Le mascherine dello Stato distribuite nelle scuole, ormai note come “mutanda”, spariranno presto. A prendere in mano la questione dei dispostivi di protezione individuale finiti nei magazzini delle scuole perché gli studenti non le usano a causa della loro scomodità, è il generale Francesco Figliuolo. La struttura commissariale che ha ereditato un contratto firmato da Domenico Arcuri con Fca nel luglio 2020 (valido fino a settembre 2021), sta raccogliendo dati, monitorando i numeri di mascherine non distribuite presenti nei magazzini. Ma non solo. “Sono in atto – spiegano dagli uffici del generale – dialoghi volti a verificare una produzione più aderente sia in termini quantitativi e qualitativi”.

Resta un nodo: pensare che a luglio e agosto si interrompa la catena di produzione sembra difficile ma non impossibile: “Dobbiamo valutare le penali”, dicono da Roma. Intanto si pensa a settembre quando scadrà il contratto con Fca: non è detto che Figliuolo lo voglia rinnovare.

In quest’ultimi mesi la situazione è diventata esplosiva: le scuole non sanno più dove metterle. I bambini e i ragazzi non le vogliono perché o troppo strette o troppo larghe o ancora maleodoranti. Pochi, comunque, i presidi che hanno contattato Figliuolo: il commissario ne ha ritirate solo 800mila rispetto al miliardo e 600mila distribuite.

Il dato aggiornato al 6 aprile scoro parla di 1.688.627.540 dispositivi consegnati al personale scolastico e agli studenti di ogni ordine e grado. Una media giornaliera di 8.215.489 mascherine per i bambini e 2.472.027 per gli adulti. Dati ufficiali nazionali sui dispositivi non usati, però, non ce ne sono. L’unico numero che sono in grado di fornire gli uffici del Commissario è quello delle 800mila ritirate su segnalazione delle scuole.

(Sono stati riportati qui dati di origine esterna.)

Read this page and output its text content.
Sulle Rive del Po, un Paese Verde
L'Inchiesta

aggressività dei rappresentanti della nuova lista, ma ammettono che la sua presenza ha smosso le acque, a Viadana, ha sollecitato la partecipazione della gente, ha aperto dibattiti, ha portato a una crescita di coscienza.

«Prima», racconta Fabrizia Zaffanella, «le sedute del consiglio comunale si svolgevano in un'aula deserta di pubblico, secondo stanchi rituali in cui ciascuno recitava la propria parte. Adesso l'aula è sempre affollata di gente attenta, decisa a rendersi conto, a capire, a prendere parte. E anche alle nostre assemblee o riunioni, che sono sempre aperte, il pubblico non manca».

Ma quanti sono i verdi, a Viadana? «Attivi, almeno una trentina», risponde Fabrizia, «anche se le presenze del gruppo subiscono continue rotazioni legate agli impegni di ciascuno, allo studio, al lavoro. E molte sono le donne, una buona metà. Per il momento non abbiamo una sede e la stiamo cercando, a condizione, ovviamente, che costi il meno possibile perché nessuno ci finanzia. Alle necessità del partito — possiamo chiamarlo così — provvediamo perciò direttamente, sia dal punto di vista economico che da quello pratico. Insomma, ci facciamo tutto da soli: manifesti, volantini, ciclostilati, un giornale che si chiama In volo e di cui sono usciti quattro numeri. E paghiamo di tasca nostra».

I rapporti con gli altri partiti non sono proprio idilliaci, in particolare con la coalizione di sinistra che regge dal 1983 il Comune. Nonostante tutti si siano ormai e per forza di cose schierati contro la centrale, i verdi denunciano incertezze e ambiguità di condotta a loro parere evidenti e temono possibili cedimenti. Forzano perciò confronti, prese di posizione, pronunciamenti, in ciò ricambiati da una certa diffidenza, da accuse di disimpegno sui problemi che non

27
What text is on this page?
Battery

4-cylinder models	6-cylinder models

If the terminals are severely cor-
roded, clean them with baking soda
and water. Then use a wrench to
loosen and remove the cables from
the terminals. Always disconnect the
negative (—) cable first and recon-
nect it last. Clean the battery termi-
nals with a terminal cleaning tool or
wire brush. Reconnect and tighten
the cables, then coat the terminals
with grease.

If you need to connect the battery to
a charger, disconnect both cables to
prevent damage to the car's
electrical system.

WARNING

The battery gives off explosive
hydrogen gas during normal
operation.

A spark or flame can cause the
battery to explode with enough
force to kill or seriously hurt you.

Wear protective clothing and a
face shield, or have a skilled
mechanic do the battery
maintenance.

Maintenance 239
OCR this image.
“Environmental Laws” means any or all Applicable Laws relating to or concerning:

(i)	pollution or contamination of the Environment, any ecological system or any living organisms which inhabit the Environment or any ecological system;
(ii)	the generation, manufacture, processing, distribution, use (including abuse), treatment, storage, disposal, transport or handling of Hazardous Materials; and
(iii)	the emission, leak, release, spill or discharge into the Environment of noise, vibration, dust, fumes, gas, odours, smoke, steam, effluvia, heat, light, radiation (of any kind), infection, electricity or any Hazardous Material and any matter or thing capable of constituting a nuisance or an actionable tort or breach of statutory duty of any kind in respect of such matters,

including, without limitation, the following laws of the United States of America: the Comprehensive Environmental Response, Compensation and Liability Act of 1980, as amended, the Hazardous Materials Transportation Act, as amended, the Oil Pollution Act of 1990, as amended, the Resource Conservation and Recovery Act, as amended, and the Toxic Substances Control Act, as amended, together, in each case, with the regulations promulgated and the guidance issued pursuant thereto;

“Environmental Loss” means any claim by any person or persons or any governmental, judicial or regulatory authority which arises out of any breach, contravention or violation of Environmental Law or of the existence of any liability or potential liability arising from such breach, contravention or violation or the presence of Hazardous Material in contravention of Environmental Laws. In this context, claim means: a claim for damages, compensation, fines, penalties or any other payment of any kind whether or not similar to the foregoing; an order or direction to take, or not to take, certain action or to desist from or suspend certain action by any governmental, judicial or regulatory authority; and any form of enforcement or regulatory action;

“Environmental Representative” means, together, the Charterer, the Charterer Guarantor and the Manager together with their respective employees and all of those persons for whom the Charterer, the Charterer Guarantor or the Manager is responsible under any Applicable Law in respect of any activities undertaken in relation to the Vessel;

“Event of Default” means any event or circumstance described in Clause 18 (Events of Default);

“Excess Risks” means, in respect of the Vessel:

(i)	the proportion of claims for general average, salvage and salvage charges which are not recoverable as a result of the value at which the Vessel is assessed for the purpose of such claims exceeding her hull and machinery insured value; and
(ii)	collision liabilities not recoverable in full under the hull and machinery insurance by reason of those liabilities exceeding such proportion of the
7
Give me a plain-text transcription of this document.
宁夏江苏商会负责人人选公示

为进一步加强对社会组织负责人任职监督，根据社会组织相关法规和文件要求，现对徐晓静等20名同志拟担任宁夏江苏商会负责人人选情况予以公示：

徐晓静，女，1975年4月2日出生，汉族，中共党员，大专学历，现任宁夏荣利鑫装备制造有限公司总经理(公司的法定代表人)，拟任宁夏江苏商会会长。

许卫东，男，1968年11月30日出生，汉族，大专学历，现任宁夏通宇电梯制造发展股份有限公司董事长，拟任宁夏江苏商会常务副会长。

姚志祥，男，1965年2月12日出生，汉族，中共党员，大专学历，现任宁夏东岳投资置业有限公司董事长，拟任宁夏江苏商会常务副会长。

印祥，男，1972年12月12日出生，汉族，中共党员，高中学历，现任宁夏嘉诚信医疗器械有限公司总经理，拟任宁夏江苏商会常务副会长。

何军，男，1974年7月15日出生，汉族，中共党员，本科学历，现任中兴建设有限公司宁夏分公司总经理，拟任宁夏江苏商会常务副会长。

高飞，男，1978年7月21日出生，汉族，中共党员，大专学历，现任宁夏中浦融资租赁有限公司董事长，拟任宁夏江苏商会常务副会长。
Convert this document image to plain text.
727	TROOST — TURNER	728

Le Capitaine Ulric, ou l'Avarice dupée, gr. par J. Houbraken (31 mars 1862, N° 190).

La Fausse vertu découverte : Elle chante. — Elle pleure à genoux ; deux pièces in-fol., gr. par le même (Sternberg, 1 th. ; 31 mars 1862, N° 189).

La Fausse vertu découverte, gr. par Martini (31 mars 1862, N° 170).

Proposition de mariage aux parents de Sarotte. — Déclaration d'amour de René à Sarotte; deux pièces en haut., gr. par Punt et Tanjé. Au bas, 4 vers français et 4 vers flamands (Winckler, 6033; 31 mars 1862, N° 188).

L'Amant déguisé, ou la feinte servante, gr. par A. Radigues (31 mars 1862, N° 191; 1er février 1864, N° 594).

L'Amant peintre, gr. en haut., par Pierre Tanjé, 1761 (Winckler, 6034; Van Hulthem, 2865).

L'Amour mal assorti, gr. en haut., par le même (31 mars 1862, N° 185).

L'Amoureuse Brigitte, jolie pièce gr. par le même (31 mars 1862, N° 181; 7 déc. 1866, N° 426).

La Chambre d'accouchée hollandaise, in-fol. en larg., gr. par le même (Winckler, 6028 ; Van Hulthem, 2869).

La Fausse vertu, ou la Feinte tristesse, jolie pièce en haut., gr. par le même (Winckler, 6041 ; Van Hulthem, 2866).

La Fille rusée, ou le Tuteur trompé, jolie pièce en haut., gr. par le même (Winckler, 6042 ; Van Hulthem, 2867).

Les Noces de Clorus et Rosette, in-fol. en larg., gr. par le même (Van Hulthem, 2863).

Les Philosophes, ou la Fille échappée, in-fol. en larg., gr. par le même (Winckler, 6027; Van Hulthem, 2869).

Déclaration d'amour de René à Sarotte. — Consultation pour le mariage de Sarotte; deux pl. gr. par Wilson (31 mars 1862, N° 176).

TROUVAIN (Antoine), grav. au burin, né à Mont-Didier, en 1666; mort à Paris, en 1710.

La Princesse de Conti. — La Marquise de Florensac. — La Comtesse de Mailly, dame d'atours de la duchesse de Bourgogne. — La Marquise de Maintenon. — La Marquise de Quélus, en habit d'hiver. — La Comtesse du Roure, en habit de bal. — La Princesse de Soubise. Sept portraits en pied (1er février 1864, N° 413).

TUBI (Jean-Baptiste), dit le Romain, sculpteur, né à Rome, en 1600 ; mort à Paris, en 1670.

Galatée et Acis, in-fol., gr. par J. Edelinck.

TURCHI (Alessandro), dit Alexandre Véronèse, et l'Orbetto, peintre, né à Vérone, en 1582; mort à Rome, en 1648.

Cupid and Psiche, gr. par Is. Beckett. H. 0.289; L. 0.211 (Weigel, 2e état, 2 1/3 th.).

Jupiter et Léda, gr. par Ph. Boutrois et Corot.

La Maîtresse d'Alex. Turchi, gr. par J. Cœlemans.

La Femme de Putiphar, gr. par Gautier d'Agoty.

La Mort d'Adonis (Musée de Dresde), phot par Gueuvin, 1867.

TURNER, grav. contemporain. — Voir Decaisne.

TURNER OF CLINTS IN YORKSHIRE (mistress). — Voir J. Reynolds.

Secondo il Corriere della Sera, tuttavia, sarebbero almeno almeno due miliardi le mascherine che giacciono inutilizzate nelle scuole italiane. Secondo un sondaggio del sito ScuolaZoo il 96%, dei ragazzi preferisce portarsi la propria mascherina da casa. Su un campione di 23mila studenti tra i 14 e i 20 anni: l’83% non crede che le mascherine distribuite in classe siano di buona fattura; per il 65% fanno cattivo odore; per l’83% non sono di buona qualità e per il 76% non aderiscono bene al volto.

Inoltre solo uno studente su due riceve regolarmente le mascherine in classe. Fatti due calcoli, a detta della Tecnica della Scuola, solo 67.545.100 dispositivi di protezione svolgono il compito per il quale sono state distribuiti (1.621.082.440 restano inutilizzati).

Un altro dato arriva da un’indagine svolta nei mei scorsi dal Coordinamento regionale dei presidenti dei Consigli di Istituto del Lazio: l’84% degli allievi direbbe ogni giorno “no” alla mascherina dello Stato. “Stiamo parlando – citavano i genitori – di cifre importanti: considerando il costo di ogni mascherina attorno ai 50 centesimi, la somma che lo Stato avrebbe speso corrisponde a diverse centinaia di milioni di euro”.

I casi che emergono sono ormai numerosi. Al liceo Enriques di Ostia giacciono in magazzino 163mila mascherine. Stessa situazione al liceo Righi e al Primo Levi all’Eur, dove solo il 20% degli studenti usa quelle del Commissario. Una fotografia uguale in tutt’Italia.

Un problema che gli uffici di Figliuolo non nascondono. Anzi. Loro hanno ereditato un contratto fatto da Domenico Arcuri con Fca nel luglio del 2020. Il tutto viene gestito in questo modo: dagli stabilimenti torinesi partono le mascherine che vengono distribuite alle scuole in base ai dati forniti dal Ministero dell’Istruzione. Ad occuparsi della fornitura ai singoli istituti è Poste Sda che ha magazzini di stoccaggio in Lombardia e nel Lazio.